NCVS usually gets less attention than the annual compilation of crime reports to local police departments released by the FBI, which is not expected until next month for calendar year 2022.
However, the victimization survey is considered a more reliable indicator of crime trends by some analysts because it includes estimates of the large number of crimes not reported to the police. Only about 40 percent of violent crimes are reported to law enforcement.
NCVS estimated a total of 6,624,950 violent crimes last year, way above the 4,598,310 for 2021 and even higher than the 6,385,570 recorded before the pandemic in 2018.
Several crime types increased during the main pandemic years of 2020 and 2021, which experts have attributed to more stress among U.S. residents generally and the fact that more people were confined indoors.
The estimated number of robberies in the nation last year was 694,860, far above the 2021 NCVS estimate of 464,280.
The FBI reported only about 121,000 robberies last year, but that was a severe undercount because many robberies are not reported to police and because the FBI is in the process of converting its reporting to a new incident-based reporting system and heard from only about 12,000 of 19,000 police departments.
NCVS is developing crime estimates by region but did not release such data in its report for 2022.
Last week, WBEZ radio in Chicago reported what it called a massive increase in robberies across the city.
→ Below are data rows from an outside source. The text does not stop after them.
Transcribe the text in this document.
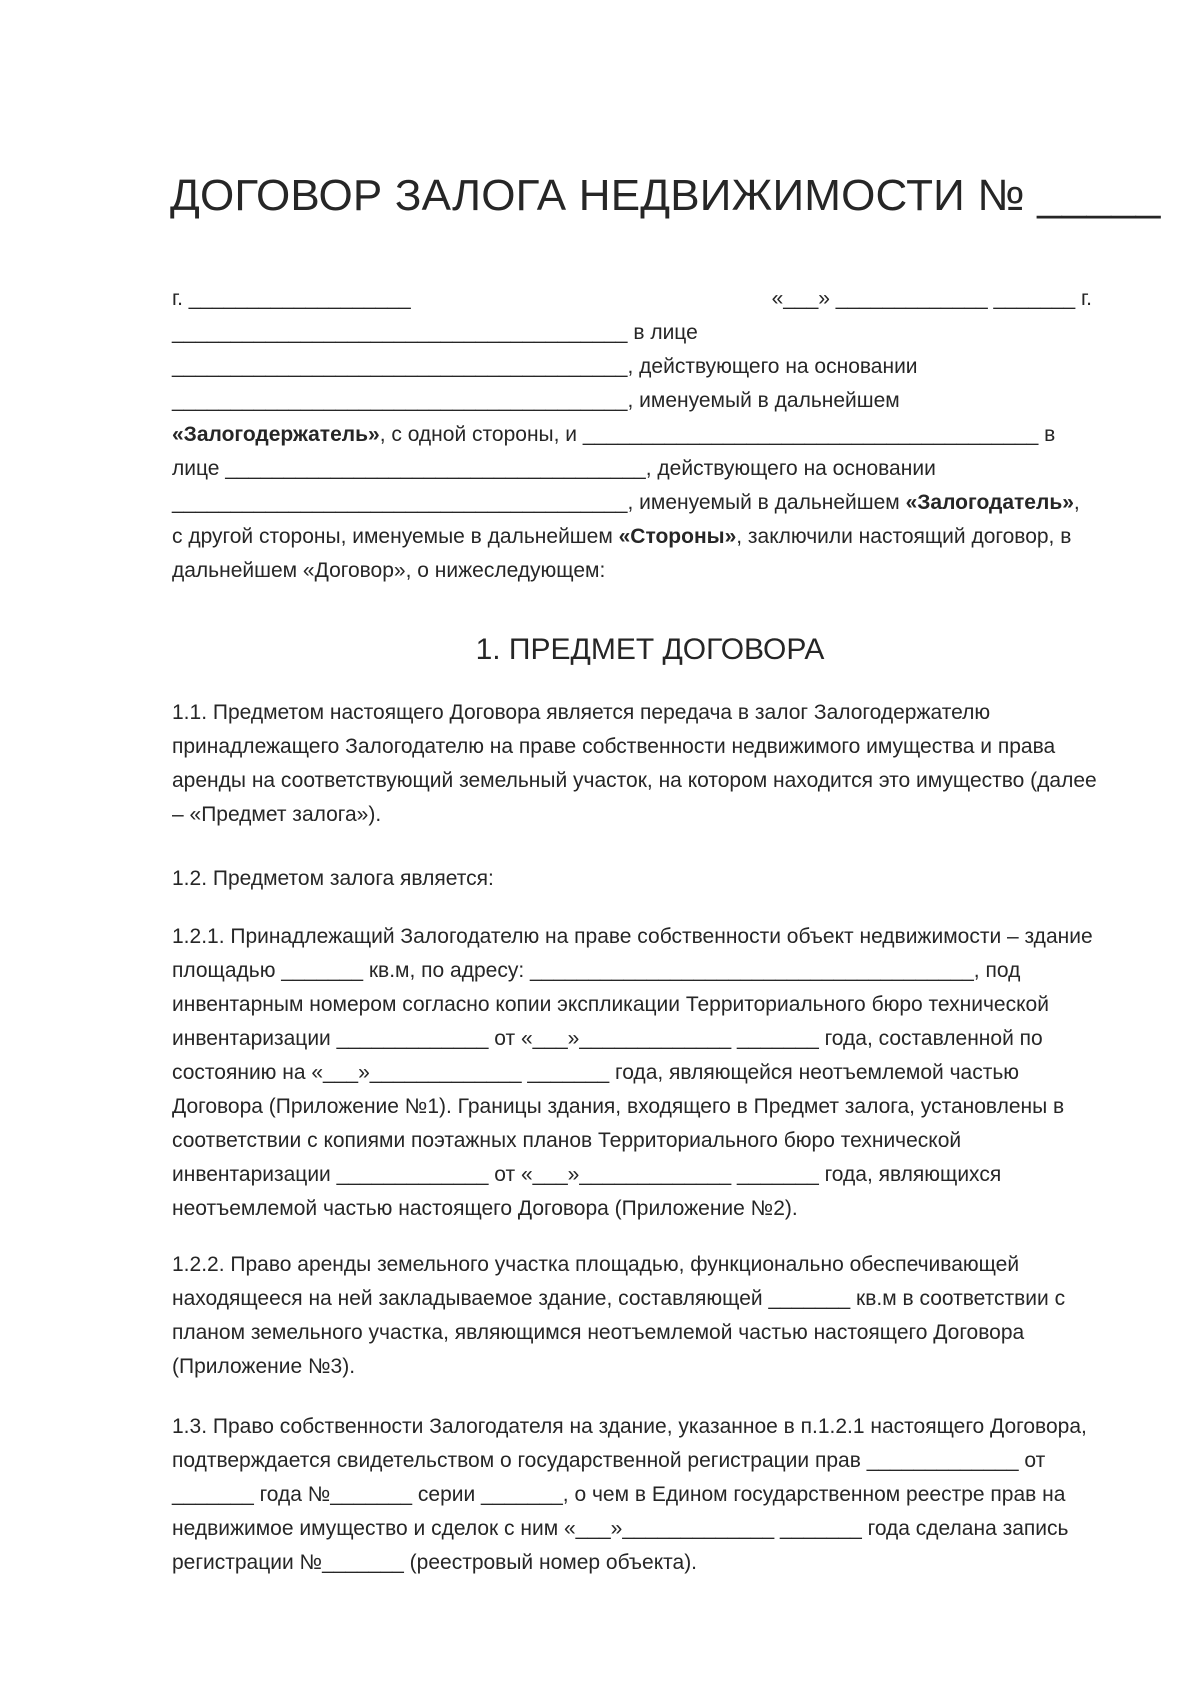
ДОГОВОР ЗАЛОГА НЕДВИЖИМОСТИ № _____
г. ___________________	«___» _____________ _______ г.
_______________________________________ в лице
_______________________________________, действующего на основании
_______________________________________, именуемый в дальнейшем
«Залогодержатель», с одной стороны, и _______________________________________ в
лице ____________________________________, действующего на основании
_______________________________________, именуемый в дальнейшем «Залогодатель»,
с другой стороны, именуемые в дальнейшем «Стороны», заключили настоящий договор, в
дальнейшем «Договор», о нижеследующем:
1. ПРЕДМЕТ ДОГОВОРА
1.1. Предметом настоящего Договора является передача в залог Залогодержателю
принадлежащего Залогодателю на праве собственности недвижимого имущества и права
аренды на соответствующий земельный участок, на котором находится это имущество (далее
– «Предмет залога»).
1.2. Предметом залога является:
1.2.1. Принадлежащий Залогодателю на праве собственности объект недвижимости – здание
площадью _______ кв.м, по адресу: ______________________________________, под
инвентарным номером согласно копии экспликации Территориального бюро технической
инвентаризации _____________ от «___»_____________ _______ года, составленной по
состоянию на «___»_____________ _______ года, являющейся неотъемлемой частью
Договора (Приложение №1). Границы здания, входящего в Предмет залога, установлены в
соответствии с копиями поэтажных планов Территориального бюро технической
инвентаризации _____________ от «___»_____________ _______ года, являющихся
неотъемлемой частью настоящего Договора (Приложение №2).
1.2.2. Право аренды земельного участка площадью, функционально обеспечивающей
находящееся на ней закладываемое здание, составляющей _______ кв.м в соответствии с
планом земельного участка, являющимся неотъемлемой частью настоящего Договора
(Приложение №3).
1.3. Право собственности Залогодателя на здание, указанное в п.1.2.1 настоящего Договора,
подтверждается свидетельством о государственной регистрации прав _____________ от
_______ года №_______ серии _______, о чем в Едином государственном реестре прав на
недвижимое имущество и сделок с ним «___»_____________ _______ года сделана запись
регистрации №_______ (реестровый номер объекта).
The total was up 43% compared to the same time period last year, according to data from the city’s Violence Reduction Dashboard.
WBEZ said "the robbery spike is part of Chicago’s uneven recovery from the height of the pandemic crime spikes: Shootings, murders and carjackings are down, while robberies and thefts are soaring."
Rapes and sexual assaults were estimated to total 531,810 last year compared with 324,500 in 2021.
NCVS estimates for last year were based on interviews with members of nearly 144,000 households. Because the survey asks Americans if they have been victims of crimes, it does not measure homicides.
Experts caution against making too much of one-year changes in national crime totals, noting that crime rates have a history of varying considerably from year to year.
Still, the newly reported crime increases are likely to be cited by politicians campaigning for offices in 2024 and complaining that the national crime rate remains much too high.
NCVS reported large increases in most sub-categories of violent crime, including domestic violence, intimate partner violence, "stranger" violence, violent crime with an injury and violent crime with a weapon.
Property crime, including burglaries and vehicle theft, also were up last year, but by much smaller margins than violent crime, NCVS said.
The violent crime totals "remained much lower than the highs of the early 1990s,” said Kevin Scott, principal deputy director of the U.S. Bureau of Justice Statistics, which administers NCVS.